Among these candidates of inferior fame, I am now to stand the judgment of the publick; and wish that I could confidently produce my commentary as equal to the encouragement which I have had the honour of receiving. Every work of this kind is by its nature deficient, and I should feel little solicitude about the sentence, were it to be pronounced only by the skilful and the learned.

Of what has been performed in this revisal, an account is given in the following pages by Mr. Steevens, who might have spoken both of his own diligence and sagacity, in terms of greater self-approbation, without deviating from modesty or truth.*

JOHNSON.

* This passage relates to the edition published in 1773, by George Steevens, Esq.

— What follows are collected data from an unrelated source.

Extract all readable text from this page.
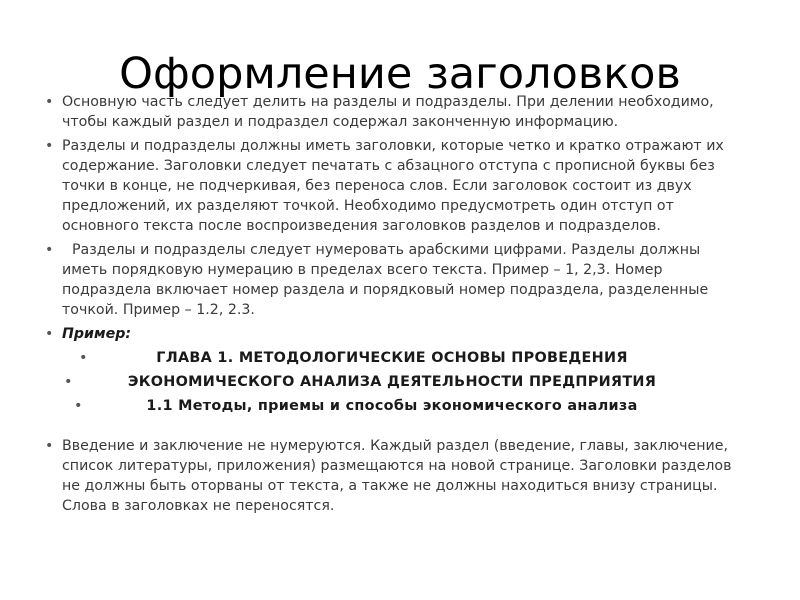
Оформление заголовков
• Основную часть следует делить на разделы и подразделы. При делении необходимо, чтобы каждый раздел и подраздел содержал законченную информацию.
• Разделы и подразделы должны иметь заголовки, которые четко и кратко отражают их содержание. Заголовки следует печатать с абзацного отступа с прописной буквы без точки в конце, не подчеркивая, без переноса слов. Если заголовок состоит из двух предложений, их разделяют точкой. Необходимо предусмотреть один отступ от основного текста после воспроизведения заголовков разделов и подразделов.
•	Разделы и подразделы следует нумеровать арабскими цифрами. Разделы должны иметь порядковую нумерацию в пределах всего текста. Пример – 1, 2,3. Номер подраздела включает номер раздела и порядковый номер подраздела, разделенные точкой. Пример – 1.2, 2.3.
• Пример:
•	ГЛАВА 1. МЕТОДОЛОГИЧЕСКИЕ ОСНОВЫ ПРОВЕДЕНИЯ
•	ЭКОНОМИЧЕСКОГО АНАЛИЗА ДЕЯТЕЛЬНОСТИ ПРЕДПРИЯТИЯ
•	1.1 Методы, приемы и способы экономического анализа
• Введение и заключение не нумеруются. Каждый раздел (введение, главы, заключение, список литературы, приложения) размещаются на новой странице. Заголовки разделов не должны быть оторваны от текста, а также не должны находиться внизу страницы. Слова в заголовках не переносятся.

Johnson's Preface is preserved in this edition, without alteration, for its beauty of diction, and the happy turn of reasoning throughout the whole.

TEMPEST.

THE Tempest and The Midsummer-Night's Dream, are the noblest efforts of that sublime and amazing imagination peculiar to Shakspeare, which soars above the bounds of nature, without forsaking sense; or, more properly, carries nature along with him beyond her established limits. Fletcher seems particularly to have admired these two plays, and hath wrote two in imitation of them, The Sea-Voyage and The Faithful Shepherdess. But when he presumes to break a lance with Shakspeare, and write in emulation of him, as he does in The False One, which is the rival of Antony and Cleopatra, he is not so successful. After him, Sir John Suckling and Milton catched the brightest fire of their imagination from these two plays; which shines fantastically indeed in The Goblins, but much more nobly and serenely in The Mask at Ludlow Castle. WARBURTON.

I was informed by the late Mr. Collins of Chicester, that Shakspeare's Tempest, for which no origin is yet assigned, was formed on a romance called Aurelio and Isabella, printed in Italian, Spanish, French, and English, in 1588. But though this information has not proved true on examination, an useful conclusion may be drawn from it, that Shakspeare's story is somewhere to be found in an Italian novel, at least that the story preceded Shakspeare. Mr. Collins had searched this subject with no less fidelity than judgment and industry; but his memory failing him in his last calamitous indisposition, he probably gave me the name of one novel for another. I remember he added a circumstance which may lead to a discovery,-that the principal character of the romance, answering to Shakspeare's Prospero, was a chemical necromancer, who had bound a spirit like Ariel to obey his call, and perform his services.

T. WARTON.

It is observed of The Tempest, that its plan is regular; this the author of The Revisal thinks, what I think too, an accidental effect of the story, not intended or regarded by our author. But whatever might be Shakspeare's intention in forming or adopting the plot, he has made it instrumental to the production of many characters, diversified with boundless invention, and preserved with profound skill in nature, extensive knowledge of opinions, and accurate observation of life. In a single drama are here exhibited princes, courtiers, and sailors, all speaking in their real characters. There is the agency of airy spirits, and of an earthly goblin. The operations of magick, the tumults of a storm, the adventures of a desart island, the native effusion of untaught affection, the punishment of guilt, and the final happiness of the pair for whom our passions and reason are equally interested. JOHNSON.